The latest tweak will benefit just a small minority of borrowers since only about 2.5 per cent of new home loans are above the TDSR threshold now. Yet, the move will assuage the concerns of borrowers who were unable to refinance their residential properties to take advantage of the low interest rate environment. It would have been wrong to tie their hands with the original TDSR as they would end up paying more in interest.
As the authorities finesse policies on housing investment, investors should look within. Ideally, they would do so even without regulations such as the TDSR. The TDSR rule checks runaway expectations by stipulating that borrowers cannot take on total debt obligations exceeding 60 per cent of their gross monthly income. Those obligations cover monthly repayments for all debts: mortgage, credit cards, car loans, personal loans, and so on. The 60 per cent represents a ballpark figure meant to guard against endemic indebtedness where people live habitually beyond their means.

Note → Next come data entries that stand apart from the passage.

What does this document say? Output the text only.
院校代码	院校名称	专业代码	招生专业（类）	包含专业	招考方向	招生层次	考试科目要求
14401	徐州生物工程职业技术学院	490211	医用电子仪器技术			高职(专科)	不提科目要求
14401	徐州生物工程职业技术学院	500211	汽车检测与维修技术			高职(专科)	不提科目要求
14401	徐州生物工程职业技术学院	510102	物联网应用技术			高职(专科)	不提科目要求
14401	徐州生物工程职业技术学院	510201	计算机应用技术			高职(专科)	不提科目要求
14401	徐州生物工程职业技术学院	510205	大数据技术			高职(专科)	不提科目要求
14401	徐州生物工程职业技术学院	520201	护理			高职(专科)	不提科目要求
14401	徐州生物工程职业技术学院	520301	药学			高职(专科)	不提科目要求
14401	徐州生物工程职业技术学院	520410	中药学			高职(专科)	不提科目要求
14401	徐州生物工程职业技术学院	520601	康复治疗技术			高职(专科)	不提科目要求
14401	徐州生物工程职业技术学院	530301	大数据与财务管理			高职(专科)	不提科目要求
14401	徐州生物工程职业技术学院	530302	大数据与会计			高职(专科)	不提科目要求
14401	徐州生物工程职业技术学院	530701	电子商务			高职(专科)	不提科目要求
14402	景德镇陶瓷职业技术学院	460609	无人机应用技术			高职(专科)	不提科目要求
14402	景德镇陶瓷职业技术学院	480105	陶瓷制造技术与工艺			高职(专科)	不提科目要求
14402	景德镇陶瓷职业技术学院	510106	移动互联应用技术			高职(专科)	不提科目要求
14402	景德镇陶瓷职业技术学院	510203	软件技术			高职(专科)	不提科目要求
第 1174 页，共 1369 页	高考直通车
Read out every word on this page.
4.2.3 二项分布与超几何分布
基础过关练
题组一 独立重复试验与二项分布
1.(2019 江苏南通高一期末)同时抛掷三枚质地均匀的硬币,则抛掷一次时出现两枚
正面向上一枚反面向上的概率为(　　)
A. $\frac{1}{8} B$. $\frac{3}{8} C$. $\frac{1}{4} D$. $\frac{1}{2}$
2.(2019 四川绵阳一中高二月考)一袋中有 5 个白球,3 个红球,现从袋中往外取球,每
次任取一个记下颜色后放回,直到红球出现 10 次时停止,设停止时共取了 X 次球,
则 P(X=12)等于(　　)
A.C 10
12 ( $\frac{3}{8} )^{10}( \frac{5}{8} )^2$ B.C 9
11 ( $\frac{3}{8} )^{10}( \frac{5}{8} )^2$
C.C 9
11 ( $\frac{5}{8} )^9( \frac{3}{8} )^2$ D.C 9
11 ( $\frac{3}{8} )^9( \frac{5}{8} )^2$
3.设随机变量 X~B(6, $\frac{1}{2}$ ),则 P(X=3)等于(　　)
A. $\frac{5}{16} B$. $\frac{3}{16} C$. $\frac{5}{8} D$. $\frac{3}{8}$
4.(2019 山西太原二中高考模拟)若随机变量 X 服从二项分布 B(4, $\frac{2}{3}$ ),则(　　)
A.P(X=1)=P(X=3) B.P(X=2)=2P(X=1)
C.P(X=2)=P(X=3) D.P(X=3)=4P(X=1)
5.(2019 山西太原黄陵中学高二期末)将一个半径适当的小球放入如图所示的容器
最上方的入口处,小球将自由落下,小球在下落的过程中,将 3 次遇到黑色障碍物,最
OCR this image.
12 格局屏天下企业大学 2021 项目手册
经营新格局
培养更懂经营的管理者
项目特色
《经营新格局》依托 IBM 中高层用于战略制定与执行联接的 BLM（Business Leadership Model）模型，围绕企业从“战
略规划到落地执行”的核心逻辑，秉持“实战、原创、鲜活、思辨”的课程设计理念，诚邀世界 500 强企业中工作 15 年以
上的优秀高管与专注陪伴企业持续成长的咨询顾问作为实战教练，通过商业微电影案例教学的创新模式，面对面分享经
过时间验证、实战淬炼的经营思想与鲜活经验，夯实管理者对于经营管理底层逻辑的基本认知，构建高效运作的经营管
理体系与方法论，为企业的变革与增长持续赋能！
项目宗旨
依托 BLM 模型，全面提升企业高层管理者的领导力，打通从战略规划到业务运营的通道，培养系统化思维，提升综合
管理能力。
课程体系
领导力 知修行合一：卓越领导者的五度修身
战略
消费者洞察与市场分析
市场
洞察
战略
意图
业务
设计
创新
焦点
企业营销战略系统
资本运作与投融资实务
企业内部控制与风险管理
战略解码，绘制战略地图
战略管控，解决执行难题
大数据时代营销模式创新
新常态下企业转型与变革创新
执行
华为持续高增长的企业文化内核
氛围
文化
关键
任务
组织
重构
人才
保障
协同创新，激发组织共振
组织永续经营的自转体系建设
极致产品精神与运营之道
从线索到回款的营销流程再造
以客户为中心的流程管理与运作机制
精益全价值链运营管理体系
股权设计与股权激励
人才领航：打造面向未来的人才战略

Unfortunately, the signs are not good. A report earlier this year revealed that Singapore has the third-highest proportion of investors in debt among eight Asian markets polled in a survey. While daily living expenses, such as food, utilities and transport were the top contributor to debt, these necessities were followed by discretionary expenses on clothes, entertainment, travel and such. On that spectrum, home ownership must constitute a necessity, but property investment beyond that must be viewed as a discretion. Admittedly, the property market can and does offer returns way beyond that earned by money parked in bank accounts. However, Singaporeans must remind themselves that what they own on loan does not belong to them till they have cleared their debts. No regulation is better than self-regulation, especially in the property field.